OCR investigated the breach and discovered systemic noncompliance with the HIPAA Rules. Lifespan ACE uses a variety of mobile devices and had conducted a risk analysis to identify potential risks to the confidentiality, integrity, and availability of ePHI. Through the risk analysis, Lifespan ACE determined that the use of encryption on mobile devices such as laptops was reasonable and appropriate given the level of risk but failed to implement encryption. The lack of encryption was a violation of 45 C.F .R. § I 64.312(a)(2)(iv).

OCR also discovered Lifespan ACE had not implemented policies and procedures that required the tracking of portable devices with access to a network containing ePHI, nor was there a comprehensive inventory of those devices, in violation of 45 C.F.R. § 164.310(d)(1).

Lifespan Corporation was a business associate of Lifespan ACE, but both entities had failed to enter into a business associate agreement with each other. Lifespan ACE had also not obtained a signed business associate agreement from its healthcare provider affiliates, in violation of 45 C.F.R. § 164.502(e).

As a result of the compliance failures, Lifespan ACE was responsible for the impermissible disclosure of the ePHI of 20,431 individuals when the laptop was stolen – See 45 C.F.R. § 164.502(a).

Lifespan ACE agreed to settle the case, pay the financial penalty, and adopt a comprehensive corrective action plan (CAP). The CAP requires Lifespan ACE to enter into business associate agreements with its affiliates and parent company, create an inventory of all electronic devices, implement encryption and configure access controls, and review and revise its policies and procedures with respect to device and media controls. Those policies and procedures must be distributed to the workforce and training must be provided on the new policies. Lifespan ACE’s compliance efforts will be scrutinized by OCR for the duration of the two-year CAP.

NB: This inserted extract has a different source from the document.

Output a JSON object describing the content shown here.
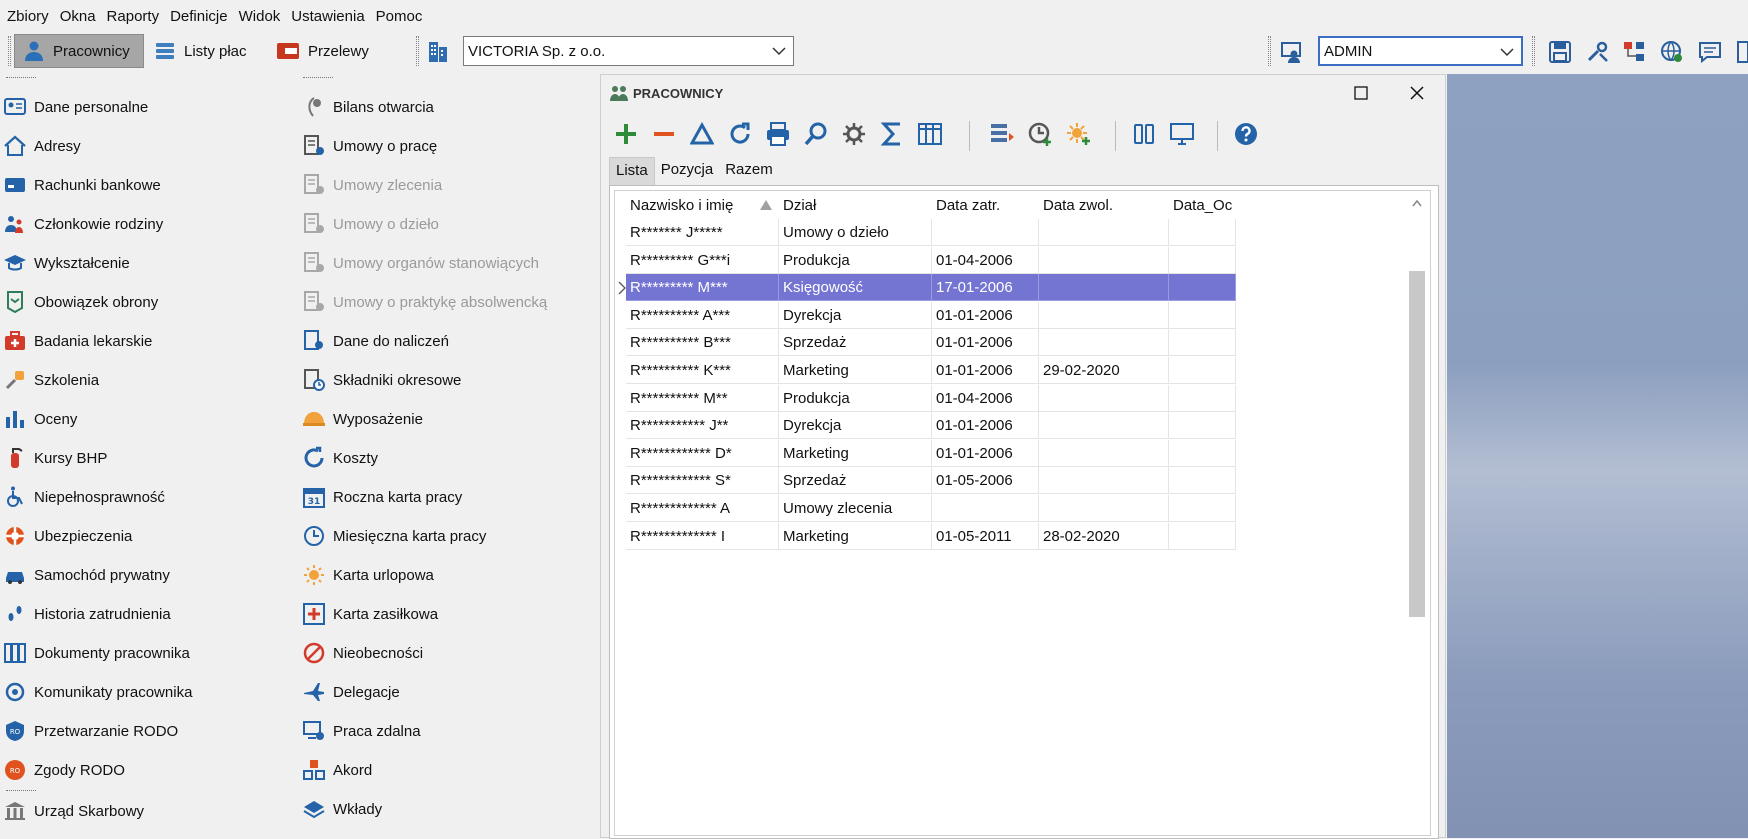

“Laptops, cellphones, and other mobile devices are stolen every day, that’s the hard reality.  Covered entities can best protect their patients’ data by encrypting mobile devices to thwart identity thieves,” said Roger Severino, OCR Director.

This is the second HIPAA penalty to be announced by OCR in the past week. On July 23, 2020, OCR announced Metropolitan Community Health Services dba Agape Health Services had been fined $25,000 for longstanding, systemic noncompliance with the HIPAA Security Rule.